A V Rajwade: China's impact on global markets

Two centuries back, Napoleon Bonaparte is supposed to have said: "Let China sleep. For, when she wakes up, the world will tremble." I was reminded of this while observing the developments in the global asset markets last week, incidentally the first full week in the New Year. Stock markets from advanced industrial countries to emerging economies, including India, fell sharply: by one estimate, global stock markets lost $4.5 trillion in market capitalisation last week, slightly more than twice of India's GDP! Commodity prices, including oil, softened despite the growing tension between Saudi Arabia and Iran. Many emerging market currencies plunged. The week's developments reminded George Soros, the hedge fund guru, of 2008. George Osborne, the UK Chancellor, warned of "a dangerous cocktail of new threats" to the global economy. It may be recalled that the US interest rate rise was supposed to lead to such consequences: when the actual rise took place last month, there was hardly a ripple in the markets. Has China become the most powerful driver of the global economy? Many market participants seem to think so: to quote one, "This is the new reality and markets have to accept that."

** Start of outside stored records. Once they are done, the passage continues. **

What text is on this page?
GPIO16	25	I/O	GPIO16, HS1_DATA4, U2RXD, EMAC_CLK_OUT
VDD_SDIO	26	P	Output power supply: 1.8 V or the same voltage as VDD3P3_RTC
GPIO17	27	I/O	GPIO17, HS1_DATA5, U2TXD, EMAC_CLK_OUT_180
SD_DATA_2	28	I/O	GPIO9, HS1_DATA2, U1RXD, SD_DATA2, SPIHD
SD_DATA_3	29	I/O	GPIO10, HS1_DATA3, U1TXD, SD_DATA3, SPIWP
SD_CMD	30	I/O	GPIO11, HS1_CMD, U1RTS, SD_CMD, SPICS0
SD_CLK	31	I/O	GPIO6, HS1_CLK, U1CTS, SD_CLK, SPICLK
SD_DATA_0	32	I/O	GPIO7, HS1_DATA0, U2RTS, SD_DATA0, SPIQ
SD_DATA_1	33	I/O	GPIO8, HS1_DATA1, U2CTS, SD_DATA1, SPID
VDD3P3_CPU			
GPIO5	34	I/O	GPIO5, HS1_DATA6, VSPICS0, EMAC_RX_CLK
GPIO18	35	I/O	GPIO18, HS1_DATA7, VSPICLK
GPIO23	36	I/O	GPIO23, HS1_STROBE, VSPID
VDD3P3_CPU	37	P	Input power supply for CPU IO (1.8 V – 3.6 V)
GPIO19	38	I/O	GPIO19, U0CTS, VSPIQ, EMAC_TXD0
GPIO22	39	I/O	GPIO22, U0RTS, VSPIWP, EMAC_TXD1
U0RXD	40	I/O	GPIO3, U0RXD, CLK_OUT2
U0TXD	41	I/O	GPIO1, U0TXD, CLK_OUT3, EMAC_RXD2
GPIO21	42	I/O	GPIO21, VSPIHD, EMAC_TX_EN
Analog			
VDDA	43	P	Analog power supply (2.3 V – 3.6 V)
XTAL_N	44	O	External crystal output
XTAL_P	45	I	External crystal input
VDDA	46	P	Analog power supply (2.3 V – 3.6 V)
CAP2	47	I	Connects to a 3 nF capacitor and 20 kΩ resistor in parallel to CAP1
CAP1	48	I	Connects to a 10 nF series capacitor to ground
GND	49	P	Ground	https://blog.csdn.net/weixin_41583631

It may be recalled that the Chinese stock market and the movements in the yuan dollar exchange rate have been making headlines since August last year. The market was unusually volatile last week and it fell seven per cent on Monday, January 4, and again on Thursday: on both days, trading was suspended for the day by applying "circuit breakers". The yuan also fell despite huge intervention and sale of dollars by the Chinese central bank: the pressure on the yuan seems to be the result of outflows by foreign portfolio investors selling out, and Chinese companies investing abroad. Even our Commerce and Industry Minister expressed worries that the yuan fall may well increase our trade deficit. One only hopes that she is keeping an equally close watch on the rupee's significant and continued appreciation in real terms. Or is her patriotic pride bolstered when the rupee is described as, say, "the best performing currency in Asia"?

But to come back to the stock and currency markets in China, Tom Mitchell of the Financial Times (January 9) mocked the "comic series of policy miscalculations .... such events have raised questions about .... the competence of its top leaders". What is truly amazing is how policy makers of such questionable competence succeeded in leading a once backward economy to 10 per cent p.a. growth for decades, something which no advanced country today has ever achieved.

To come back to the issue of trading suspension, which has attracted a lot of criticism, one needs to have an idea of the risk management systems followed by clearing corporations who guarantee settlement of all trades on an exchange:

  • The clearing corporation collects an initial margin from the traders taking long or short positions, based on the current daily volatility of the prices. The expectation is that price changes during the day will be covered by the initial margin. On volatile days, the margin is increased;

     
  • Mark-to-market margin is collected/paid every day depending on the price change;

     
  • On days of extreme volatility trading is suspended for collection of mark-to-market margin.

In other words, if guaranteed settlements are to work, occasionally trading does need to get suspended for the functioning of the margin system. In fact, over the years, the system has worked extremely well - so much so that I do not recall the failure of any stock exchange in honouring guaranteed settlements. (This is the reason why the G-20 wants derivatives trading to move from the over-the-counter market to exchange trading.)

The main reason why the Chinese stock market has been extremely volatile is that, in the first half of last year, the index had climbed almost 70 per cent, reminding one of Japan in the late 1980s, and the dotcom craze in the US in the late 1990s. The index fell sharply in June, July and August 2015, and has been volatile since then. As for the exchange rate, over the last 10 years, the Chinese central bank had deliberately appreciated the yuan to reduce the trade surplus and re-balance the economy from exports to domestic consumption. From its peak in the middle of last year, the currency has fallen around seven per cent. Currency pairs like dollar: euro or dollar: yen move that much over a much shorter period without attracting any comment.